Une secte nazie, des assassins du GIA, un stock de barbouzes barbouzants, une assemblée générale où tout le monde semble connaître tout le monde au fin fond des Corbières, du cadavre à foison qu’on fabrique ici et qu’on dépose en Algérie, une déclaration délirante du chef de la secte sur la manière de semer le chaos, car il en sortira toujours quelque chose, et pour couronner le tout, des hommes bleus qui débarquent en grand uniforme du désert et interrompent la fête juste au moment où l’assemblée s’apprêtait à reprendre en chœur l’hymne du père Ubu.
Philomena s’arrêta devant une porte et m’interpella : " Miss Tyller, c’est le moment de nous montrer que l’agent secret français est aussi bien équipé que les meilleurs. " Je tirai de ma poche un passe dernier modèle et me mis à farfouiller dans la serrure à barillets, améliorée de ressorts divers et de clapets variés. L’agent français en valant un autre, la porte s’ouvrit sur un escalier à volée sarrasine (tiens ?), dont le plâtre respirait encore. Philomena précéda Caroline et je leur emboîtai le pas. L’escalier comme je m’en doutais débouchait sur un souterrain étayé de pierres taillées qui ne comptait plus les siècles. Philomena claqua des doigts : " Service. " J’allumai ma torche, notre pérégrination reprit. Philomena s’arrêta devant une niche où un ciboire finissait de se laisser ronger par le vert-de-gris. Elle ramassa une poignée de sable et en frotta les côtés. " C’était du tifinagh ! " L’abrasion fit apparaître une suite de signes inconnus de moi, chacun gravé sur une des sept faces du ciboire. " C’est l’écriture touareg, poursuivit Philomena, malheureusement je n’y comprends rien. "
" Moi si ! " La voix dans notre dos nous fit nous retourner instantanément.
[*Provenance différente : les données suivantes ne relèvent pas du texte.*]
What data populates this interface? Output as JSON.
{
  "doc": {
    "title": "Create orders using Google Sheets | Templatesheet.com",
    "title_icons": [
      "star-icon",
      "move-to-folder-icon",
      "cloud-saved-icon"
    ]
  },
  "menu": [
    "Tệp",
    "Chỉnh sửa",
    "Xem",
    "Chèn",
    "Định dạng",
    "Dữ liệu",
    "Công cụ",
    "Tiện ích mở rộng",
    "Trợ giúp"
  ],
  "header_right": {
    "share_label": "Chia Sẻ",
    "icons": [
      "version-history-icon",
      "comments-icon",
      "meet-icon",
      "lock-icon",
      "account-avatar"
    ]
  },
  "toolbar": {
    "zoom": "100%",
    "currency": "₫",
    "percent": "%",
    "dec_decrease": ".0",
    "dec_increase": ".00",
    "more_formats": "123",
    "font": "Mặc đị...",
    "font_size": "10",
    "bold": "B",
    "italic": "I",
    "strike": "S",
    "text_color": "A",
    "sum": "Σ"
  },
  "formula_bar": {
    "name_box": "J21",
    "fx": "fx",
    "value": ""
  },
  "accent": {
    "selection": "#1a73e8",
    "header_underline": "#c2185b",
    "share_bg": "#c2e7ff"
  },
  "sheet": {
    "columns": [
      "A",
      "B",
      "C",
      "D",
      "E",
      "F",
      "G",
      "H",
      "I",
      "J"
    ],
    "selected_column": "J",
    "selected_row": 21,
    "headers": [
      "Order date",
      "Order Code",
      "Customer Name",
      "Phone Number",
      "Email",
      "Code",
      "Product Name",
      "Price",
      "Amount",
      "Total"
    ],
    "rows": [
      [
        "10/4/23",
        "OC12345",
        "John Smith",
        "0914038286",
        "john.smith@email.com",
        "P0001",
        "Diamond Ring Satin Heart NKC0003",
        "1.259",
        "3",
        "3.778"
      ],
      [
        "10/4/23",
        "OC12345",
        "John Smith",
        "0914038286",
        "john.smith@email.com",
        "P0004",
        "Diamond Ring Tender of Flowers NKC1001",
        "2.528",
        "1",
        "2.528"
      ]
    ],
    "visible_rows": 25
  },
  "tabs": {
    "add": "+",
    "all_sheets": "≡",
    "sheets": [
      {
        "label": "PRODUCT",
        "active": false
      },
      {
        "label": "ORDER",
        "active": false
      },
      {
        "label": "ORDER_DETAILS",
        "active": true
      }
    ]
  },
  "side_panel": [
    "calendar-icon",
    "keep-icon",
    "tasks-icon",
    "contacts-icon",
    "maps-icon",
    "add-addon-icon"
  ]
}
Encore un homme bleu ! Bel homme d’ailleurs, grand et maigre sous la robe ample, le regard profond sous le turban qui lui cachait le visage.
Où était son méhari ? Je perdis le goût de pouffer quand le voile tomba et que je reconnus Nourredine et un méchant riot gun qu’il tenait d’une main à la manière de quelqu’un qui sait s’en servir. Il avait bien changé le petit camé que j’avais laissé enchnouffé sur un capot d’épave automobile. " Je comprends votre surprise Stéphanie Tyller, mais voyez-vous, chez les Touaregs aussi il y a des jumeaux. Nourredine était là pour garder le secret, il n’est plus là, j’emporte le secret que nous avaient confié les saints chrétiens assassinés par ces chiens enragés. Vous ne le connaîtrez jamais, je peux bien vous en parler : c’est le secret du royaume de mille ans. "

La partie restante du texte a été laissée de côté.